Nella maturità la sua poesia è sempre più affascinata dalla Bibbia, come risulta in particolare dal commento che scrisse al Salmo 104, recentemente citato anche dal presidente del Pontificio Consiglio per la Cultura, il card. Gianfranco Ravasi, nella sua relazione alla 35a Convocazione Nazionale del movimento cattolico “Rinnovamento nello Spirito Santo” (cfr. Il linguaggio dello Spirito, in agenzia Zenit, 2 maggio 2012). Rebora descrive in questo scritto il senso mistico di uno Spirito Divino che abbraccia tutto l’universo e la natura creata. Nella poesia, datata aprile 1953, egli si immagina davanti ad un ramoscello verdeggiante di mandorlo fiorito, vicino ad un fuscello d’erba e, invece di dire che la rugiada che vi si depone è “stillante”, con licenza scrive “stellante”, fondendo l’immagine della natura con quella cosmica e stellare del cielo. Ecco le sue parole: «Ramoscello primaverile, a roselline, in boccio, aperte, fra slanci leggiadri di foglioline, accanto a un tenue fuscello, stellante di candide trine, nel semplice incanto dell’essere, buona bellezza: o Spirito del Signore, che tutto abbracci, e ricrei la faccia della terra, amoroso lavoro il filo d’erba.
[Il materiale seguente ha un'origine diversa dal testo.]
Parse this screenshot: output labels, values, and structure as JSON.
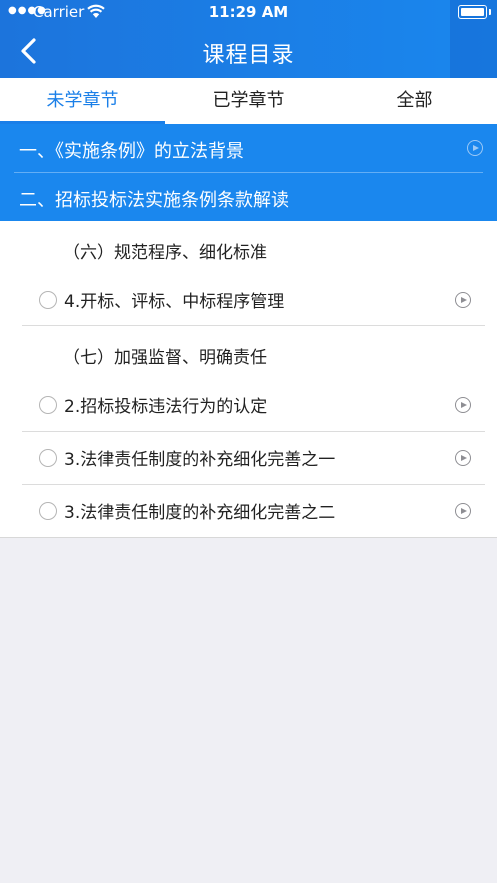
{
  "status_bar": {
    "carrier": "Carrier",
    "time": "11:29 AM"
  },
  "nav": {
    "title": "课程目录",
    "back_icon": "chevron-left-icon"
  },
  "tabs": [
    {
      "label": "未学章节",
      "active": true
    },
    {
      "label": "已学章节",
      "active": false
    },
    {
      "label": "全部",
      "active": false
    }
  ],
  "chapters": [
    {
      "label": "一、《实施条例》的立法背景",
      "icon": "play-circle-icon"
    },
    {
      "label": "二、招标投标法实施条例条款解读"
    }
  ],
  "sections": [
    {
      "title": "（六）规范程序、细化标准",
      "lessons": [
        {
          "label": "4.开标、评标、中标程序管理",
          "icon": "play-circle-icon"
        }
      ]
    },
    {
      "title": "（七）加强监督、明确责任",
      "lessons": [
        {
          "label": "2.招标投标违法行为的认定",
          "icon": "play-circle-icon"
        },
        {
          "label": "3.法律责任制度的补充细化完善之一",
          "icon": "play-circle-icon"
        },
        {
          "label": "3.法律责任制度的补充细化完善之二",
          "icon": "play-circle-icon"
        }
      ]
    }
  ],
  "colors": {
    "primary": "#1a87ee",
    "header": "#1c74dc",
    "active_tab": "#1a7fe8",
    "background": "#efeff4"
  }
}
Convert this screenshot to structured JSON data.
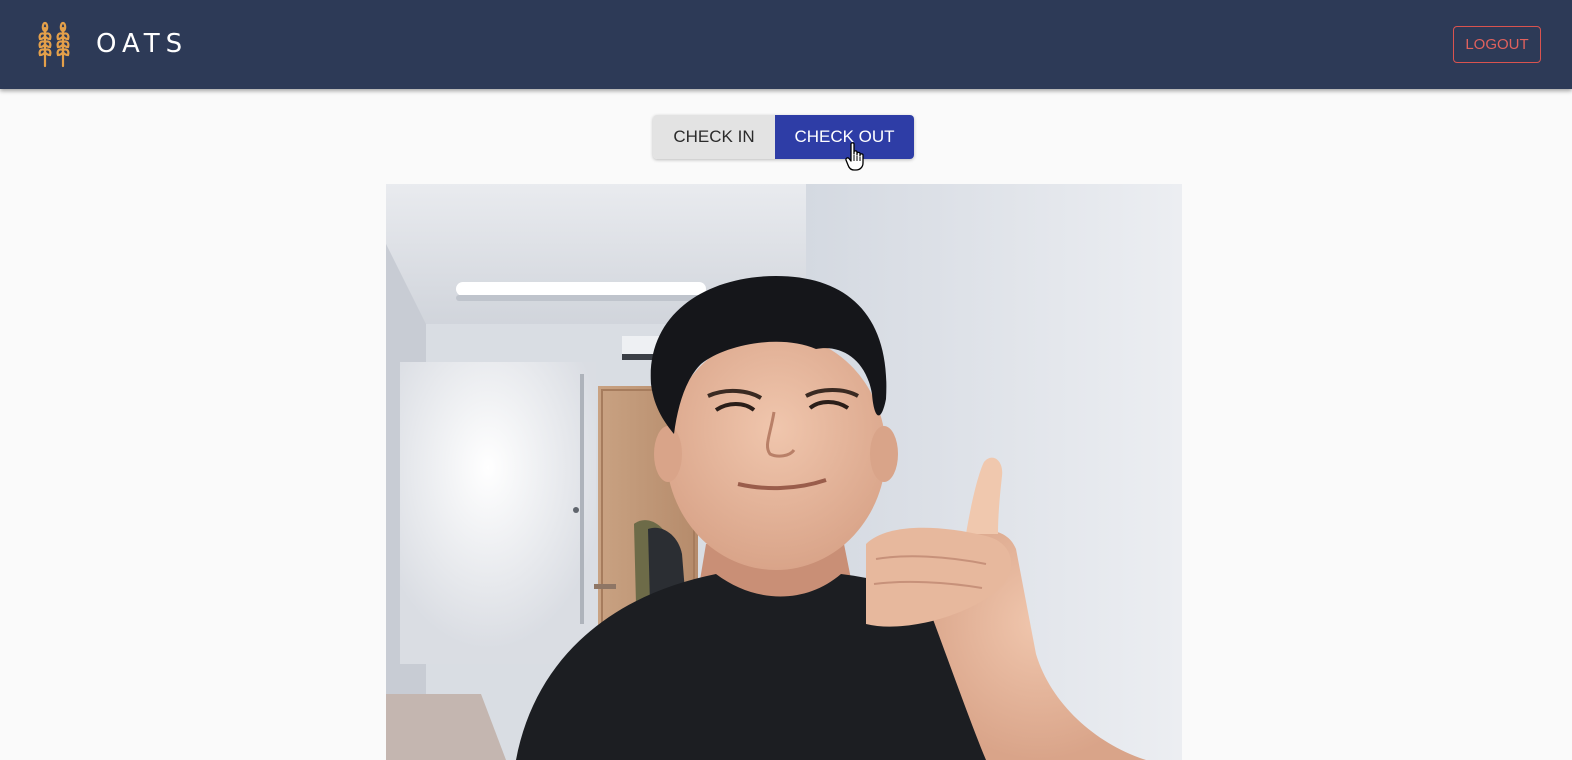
{
  "header": {
    "app_name": "OATS",
    "logo_icon": "wheat-icon",
    "logout_label": "LOGOUT",
    "background": "#2d3a57",
    "logout_color": "#d9534f"
  },
  "attendance_toggle": {
    "options": [
      {
        "label": "CHECK IN",
        "selected": false
      },
      {
        "label": "CHECK OUT",
        "selected": true
      }
    ],
    "selected_color": "#2e3da6",
    "unselected_color": "#e3e3e3"
  },
  "camera": {
    "content": "webcam-preview"
  }
}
Il filo d’erba dunque come amoroso lavoro di Dio». Tutto il reale è per Rebora un segno che rimanda ad altro, oltre sé, più in là. Tutto, insomma, è “analogia” che chiede di “tendere a”, ovvero di “ad-tendere”. Come nella mistica classica, il suo incontro con Dio accade al culmine di una lunga salita, dopo aver attraversato la notte oscura dello smarrimento, quando si vede schiacciato da nebbia e disperazione. A salvarlo dallo smarrimento era stato dapprima un richiamo, un indizio: la poesia e il creato.
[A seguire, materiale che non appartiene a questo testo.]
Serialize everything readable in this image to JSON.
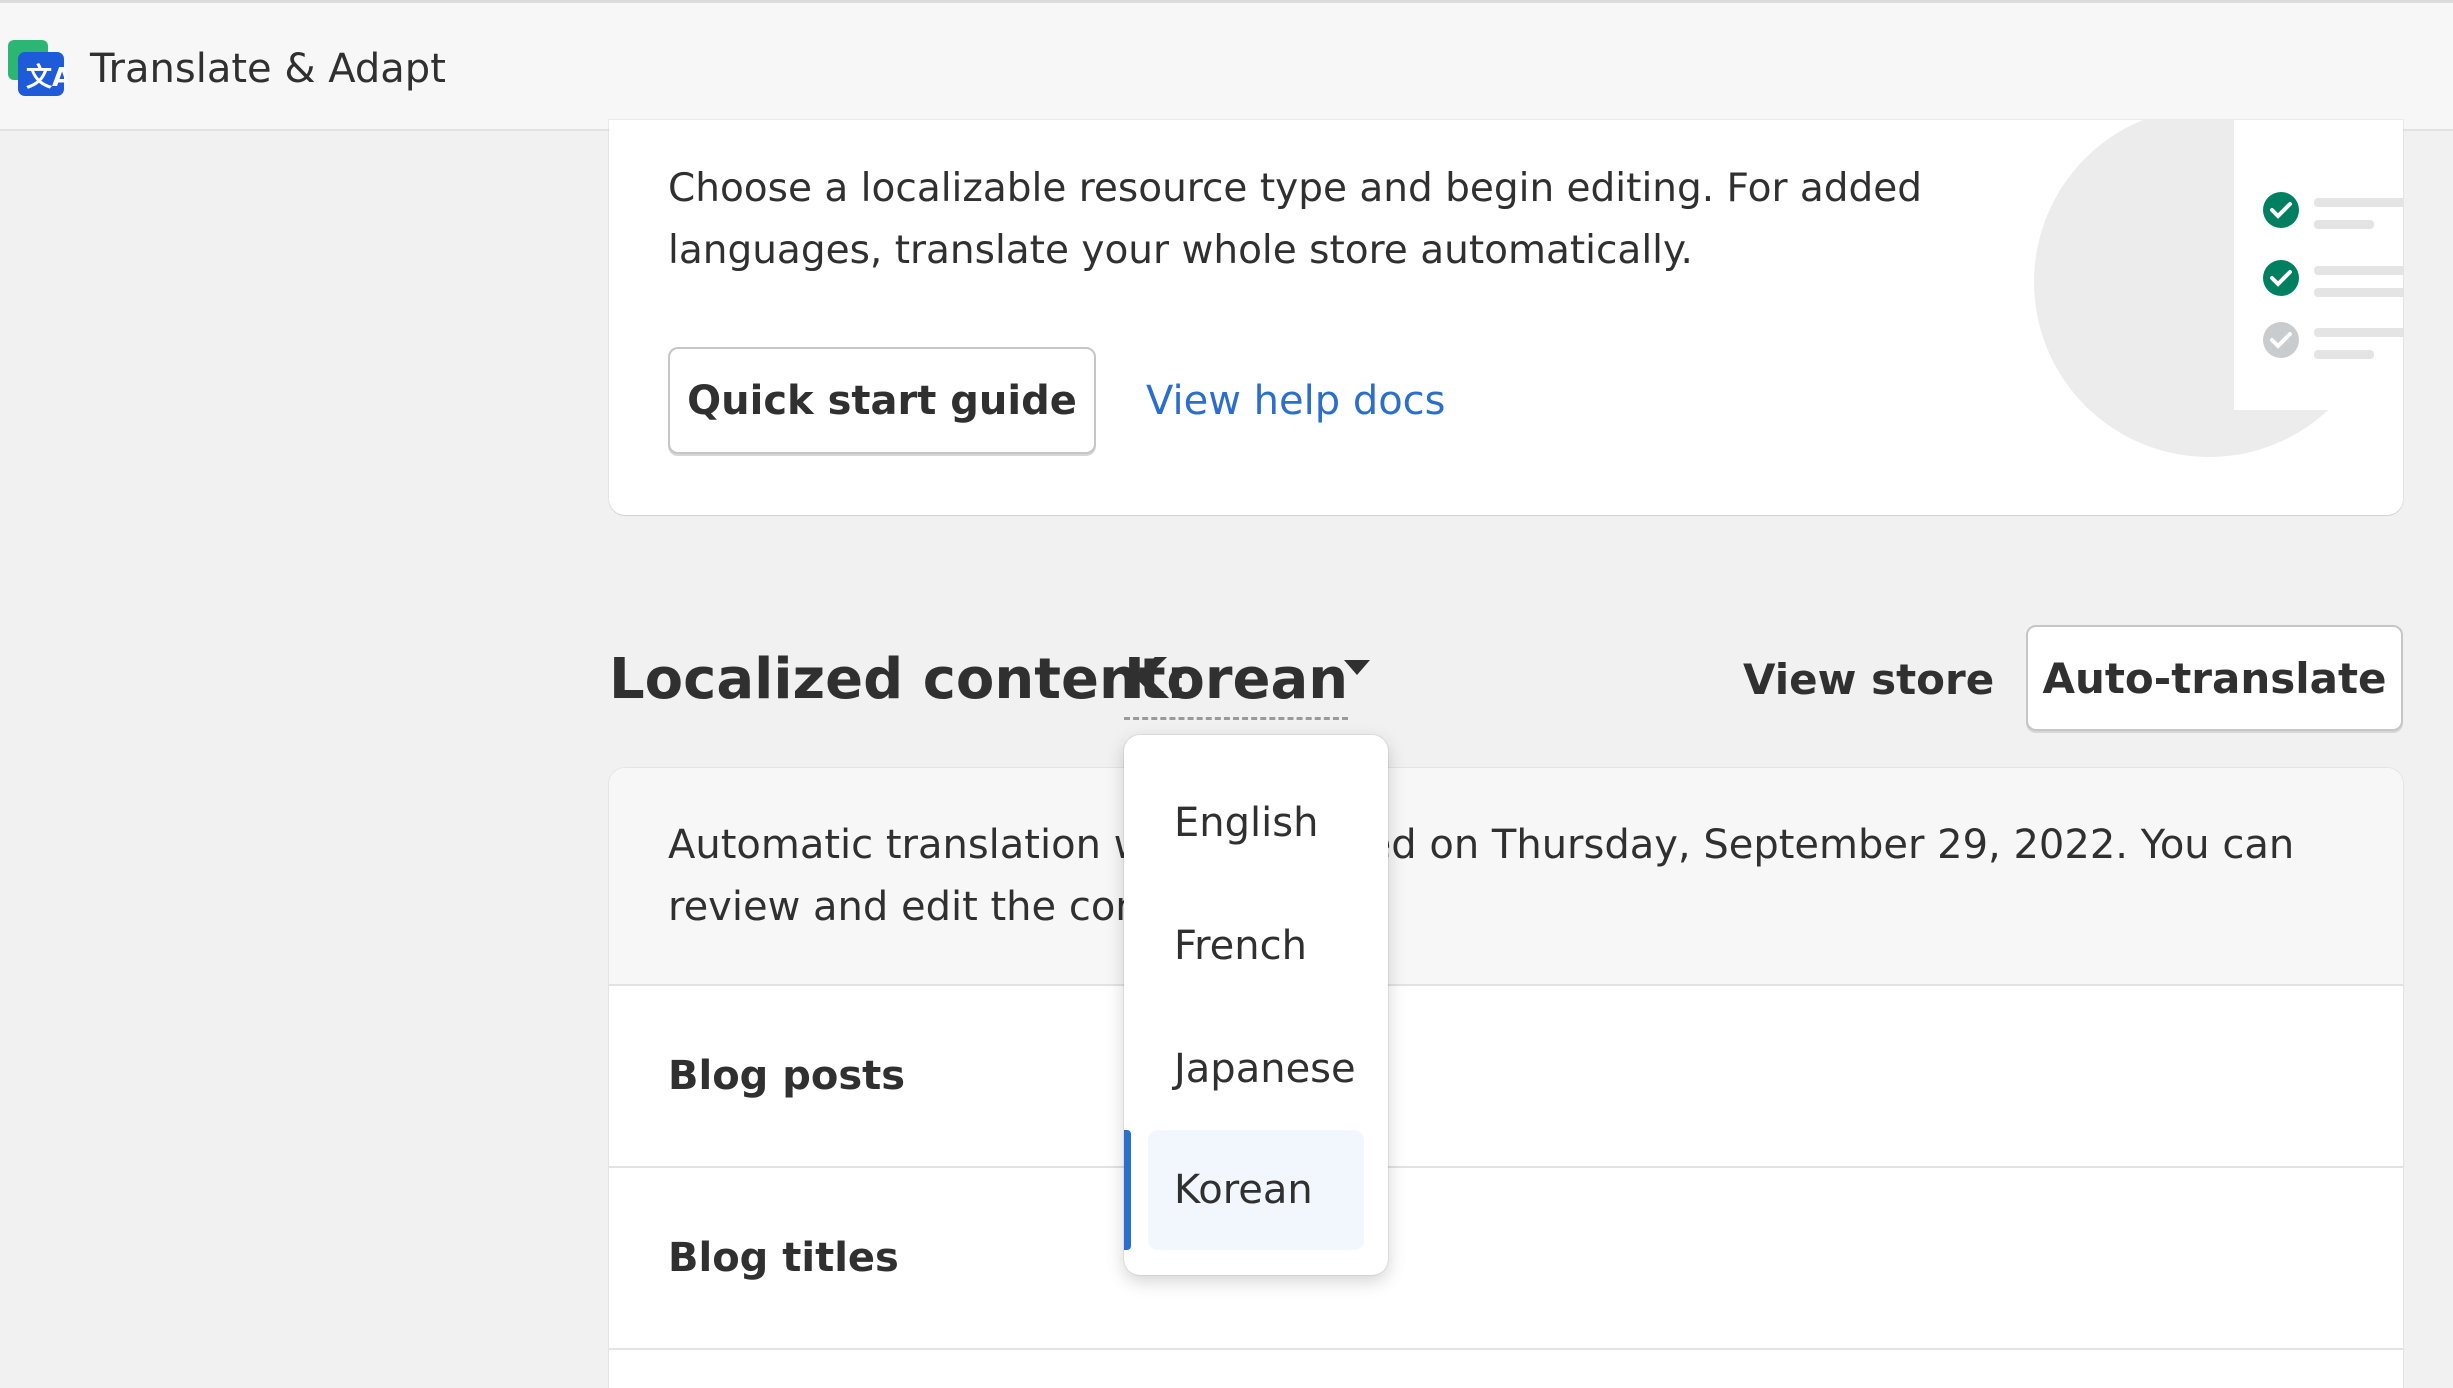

Come ha scritto monsignor Antonio Livi, già decano della facoltà di Filosofia della Pontificia università lateranense, «Clemente Rebora era poeta prima del suo incontro con la fede cristiana, prima della sua conversione alla vita cristiana, prima della sua vocazione al sacerdozio; prima di tutto questo Rebora era stato un intellettuale, aveva combattuto sui campi di battaglia della prima guerra mondiale, aveva pubblicato le prime raccolte di poesie. La conversione religiosa non fu estranea alla sua personalità di poeta: ritengo anzi chela poesia fu per lui una vera e propria preparatio evangelica, come fu la filosofia platonica per san Giustino martire nel secondo secolo» (A. Livi, Introduzione,in A.a.V.v., La dimensione religiosa della poesia: Clemente Rebora, con un’Appendice col testo raro di Clemente Rebora “La letteratura italiana alla luce della Fede”, Società editrice Dante Alighieri, Roma 1994, p. 3).

LA DAMNATIO MEMORIAE

Alla critica laicista non è piaciuto il Rebora mistico, cattolico, e la sua poesia che si fà preghiera e parola “para-liturgica”. L’esaltazione del laico Rebora è andata quindi di pari passo con la “damnatio memoriae” della produzione poetica del Rebora sacerdote, considerandola meno valida della prima perché cristianamente ispirata. In realtà, il poeta milanese non è stato né il primo né l’ultimo a compiere, da letterato, un simile cammino, anzi. Ha riconosciuto la migliore critica contemporanea: «non è vero che non vi sia un Rebora poeta dopo il suo ingresso in convento. Nonostante che molti siano convinti che la stagione reboriana sia solo quella della poesia dei Frammenti lirici, […] Rebora ha goduto della rivalutazione da parte di Gianfranco Contini e Carlo Bo: la sua venne considerata alla fine come una delle più alte testimonianze della nuova poesia italiana di primo Novecento, una delle più importanti risposte alla magniloquenza dannunziana, ma anche proposta attiva di una lirica capace di leggere profondamente nei cuori in tempesta degli stürmer [espressione in lingua tedesca per dire “irruenti, teste calde”] vociani» (Marco Testi, Quando il conflitto è con sé stesso. Sulla poesia di Clemente Rebora, in Fili d’aquilone. Rivista online d’immagini, idee e Poesia, Numero 10, aprile/giugno 2008).